You will be blown away by Tokyo’s subway system.
One of the best public transportation systems in the world can be found in Tokyo. Compared to subway or underground systems in other world capitals, Tokyo’s trains are always clean, run on time, and are quiet. Like Londoners, people in Tokyo don’t like it when people eat, talk loudly, or cut in line. This means that if you need to commute or go to another part of the city, you’ll travel in peace and quiet. Still, trains can get just as crowded as those in the West, so don’t always expect to find a seat.
If you want to travel outside of Japan or within Japan, Tokyo also has great ways to get there. It has two major international airports: Haneda Airport and Narita Airport. Both can be reached by express trains from Tokyo. Bullet trains run between Japan’s biggest cities and are a great, quick way to see the country.
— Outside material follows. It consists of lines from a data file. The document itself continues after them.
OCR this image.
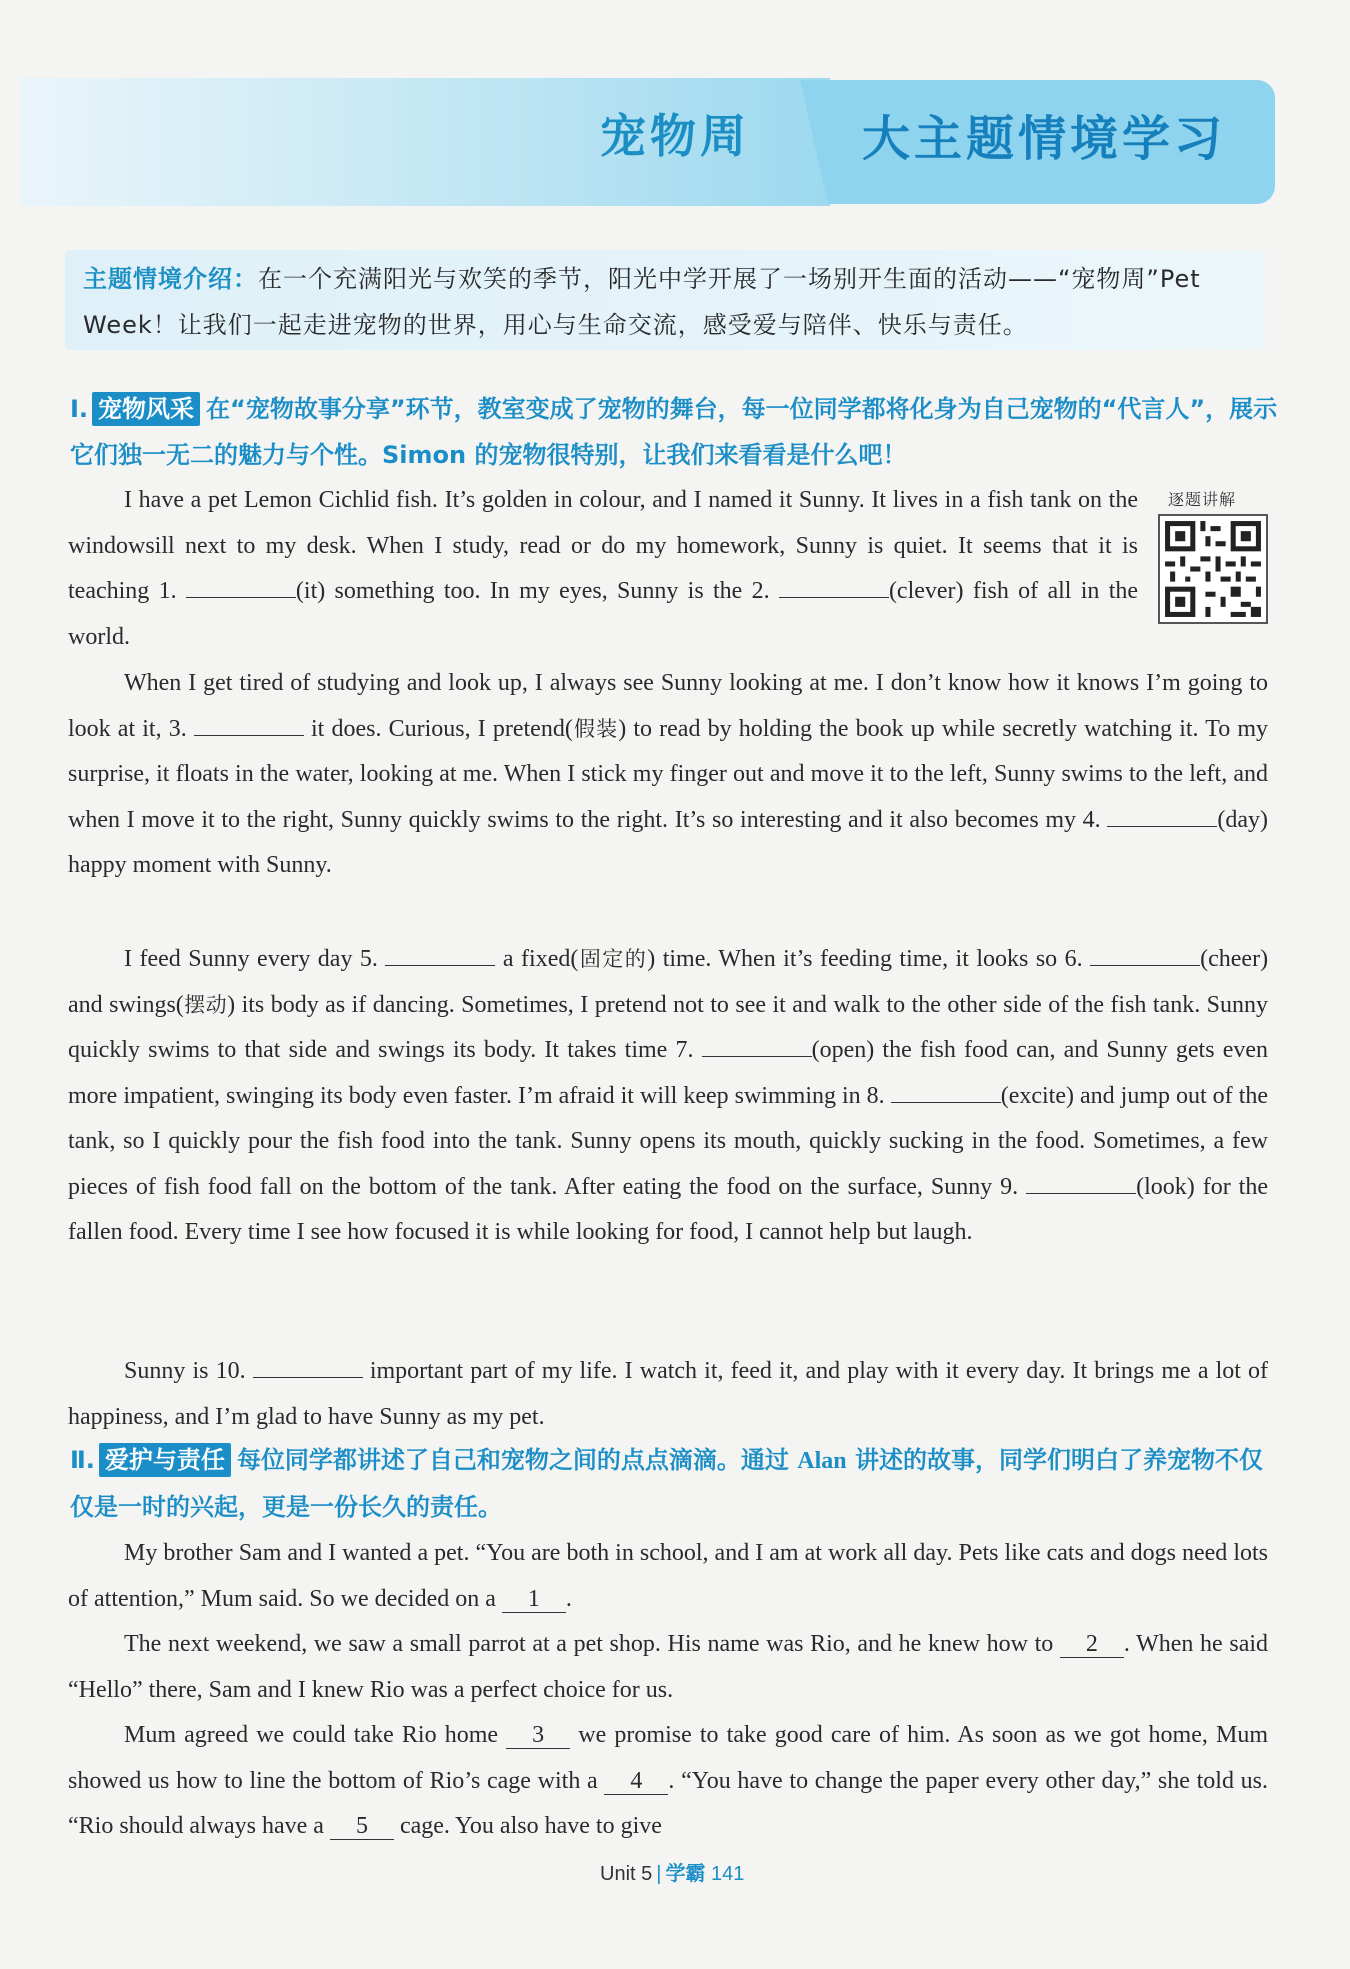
宠物周 大主题情境学习
主题情境介绍：在一个充满阳光与欢笑的季节，阳光中学开展了一场别开生面的活动——“宠物周”Pet Week！让我们一起走进宠物的世界，用心与生命交流，感受爱与陪伴、快乐与责任。
Ⅰ. 宠物风采 在“宠物故事分享”环节，教室变成了宠物的舞台，每一位同学都将化身为自己宠物的“代言人”，展示它们独一无二的魅力与个性。Simon 的宠物很特别，让我们来看看是什么吧！
逐题讲解
I have a pet Lemon Cichlid fish. It’s golden in colour, and I named it Sunny. It lives in a fish tank on the windowsill next to my desk. When I study, read or do my homework, Sunny is quiet. It seems that it is teaching 1.	(it) something too. In my eyes, Sunny is the 2.	(clever) fish of all in the world.
When I get tired of studying and look up, I always see Sunny looking at me. I don’t know how it knows I’m going to look at it, 3.	it does. Curious, I pretend(假装) to read by holding the book up while secretly watching it. To my surprise, it floats in the water, looking at me. When I stick my finger out and move it to the left, Sunny swims to the left, and when I move it to the right, Sunny quickly swims to the right. It’s so interesting and it also becomes my 4.	(day) happy moment with Sunny.
I feed Sunny every day 5.	a fixed(固定的) time. When it’s feeding time, it looks so 6.	(cheer) and swings(摆动) its body as if dancing. Sometimes, I pretend not to see it and walk to the other side of the fish tank. Sunny quickly swims to that side and swings its body. It takes time 7.	(open) the fish food can, and Sunny gets even more impatient, swinging its body even faster. I’m afraid it will keep swimming in 8.	(excite) and jump out of the tank, so I quickly pour the fish food into the tank. Sunny opens its mouth, quickly sucking in the food. Sometimes, a few pieces of fish food fall on the bottom of the tank. After eating the food on the surface, Sunny 9.	(look) for the fallen food. Every time I see how focused it is while looking for food, I cannot help but laugh.

Sunny is 10.	important part of my life. I watch it, feed it, and play with it every day. It brings me a lot of happiness, and I’m glad to have Sunny as my pet.
Ⅱ. 爱护与责任 每位同学都讲述了自己和宠物之间的点点滴滴。通过 Alan 讲述的故事，同学们明白了养宠物不仅仅是一时的兴起，更是一份长久的责任。
My brother Sam and I wanted a pet. “You are both in school, and I am at work all day. Pets like cats and dogs need lots of attention,” Mum said. So we decided on a 1 .
The next weekend, we saw a small parrot at a pet shop. His name was Rio, and he knew how to 2 . When he said “Hello” there, Sam and I knew Rio was a perfect choice for us.
Mum agreed we could take Rio home 3 we promise to take good care of him. As soon as we got home, Mum showed us how to line the bottom of Rio’s cage with a 4 . “You have to change the paper every other day,” she told us. “Rio should always have a 5 cage. You also have to give
Unit 5 | 学霸 141
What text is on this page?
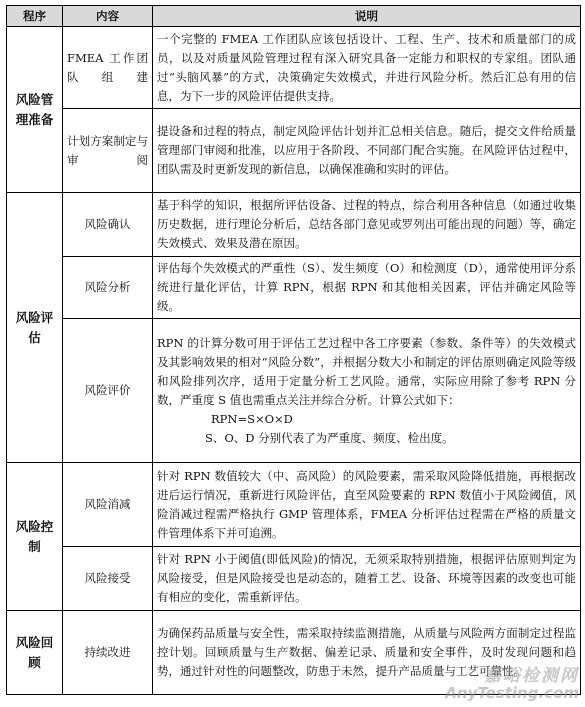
程序	内容	说明
风险管理准备	FMEA 工作团队组建	一个完整的 FMEA 工作团队应该包括设计、工程、生产、技术和质量部门的成员，以及对质量风险管理过程有深入研究具备一定能力和职权的专家组。团队通过“头脑风暴”的方式，决策确定失效模式，并进行风险分析。然后汇总有用的信息，为下一步的风险评估提供支持。
	计划方案制定与审阅	提设备和过程的特点，制定风险评估计划并汇总相关信息。随后，提交文件给质量管理部门审阅和批准，以应用于各阶段、不同部门配合实施。在风险评估过程中，团队需及时更新发现的新信息，以确保准确和实时的评估。
风险评估	风险确认	基于科学的知识，根据所评估设备、过程的特点，综合利用各种信息（如通过收集历史数据，进行理论分析后，总结各部门意见或罗列出可能出现的问题）等，确定失效模式、效果及潜在原因。
	风险分析	评估每个失效模式的严重性（S）、发生频度（O）和检测度（D），通常使用评分系统进行量化评估，计算 RPN，根据 RPN 和其他相关因素，评估并确定风险等级。
	风险评价	RPN 的计算分数可用于评估工艺过程中各工序要素（参数、条件等）的失效模式及其影响效果的相对“风险分数”，并根据分数大小和制定的评估原则确定风险等级和风险排列次序，适用于定量分析工艺风险。通常，实际应用除了参考 RPN 分数，严重度 S 值也需重点关注并综合分析。计算公式如下：
RPN=S×O×D
S、O、D 分别代表了为严重度、频度、检出度。

风险控制	风险消减	针对 RPN 数值较大（中、高风险）的风险要素，需采取风险降低措施，再根据改进后运行情况，重新进行风险评估，直至风险要素的 RPN 数值小于风险阈值，风险消减过程需严格执行 GMP 管理体系，FMEA 分析评估过程需在严格的质量文件管理体系下并可追溯。
	风险接受	针对 RPN 小于阈值(即低风险)的情况，无须采取特别措施，根据评估原则判定为风险接受，但是风险接受也是动态的，随着工艺、设备、环境等因素的改变也可能有相应的变化，需重新评估。
风险回顾	持续改进	为确保药品质量与安全性，需采取持续监测措施，从质量与风险两方面制定过程监控计划。回顾质量与生产数据、偏差记录、质量和安全事件，及时发现问题和趋势，通过针对性的问题整改，防患于未然，提升产品质量与工艺可靠性。
嘉峪检测网
AnyTesting.com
Summers in Japan are really something.
Summers in Japan start in early June and last until August, with temperatures going up and down into the 30s. At this time of year, it’s not unusual to see people walking around with small towels to wipe their faces.
Tokyo’s rainy season, also called “tsuyu” or “plum rain” because it happens when plums are ripe, begins in early June when cold air from the north meets warm air from the south. It lasts until late July. Make sure you take an umbrella with you when you leave the house.
Choosing a college in Tokyo
Tokyo has some of the best universities in the world and is one of the most popular student cities in the world. Waseda University has more than 50 programs that are all taught in English. It is proud that more international students study there than at any other university in Japan.
Waseda University is in the middle of Tokyo, and students often walk to Takadanobaba, which is full of ramen restaurants, karaoke bars, and shops.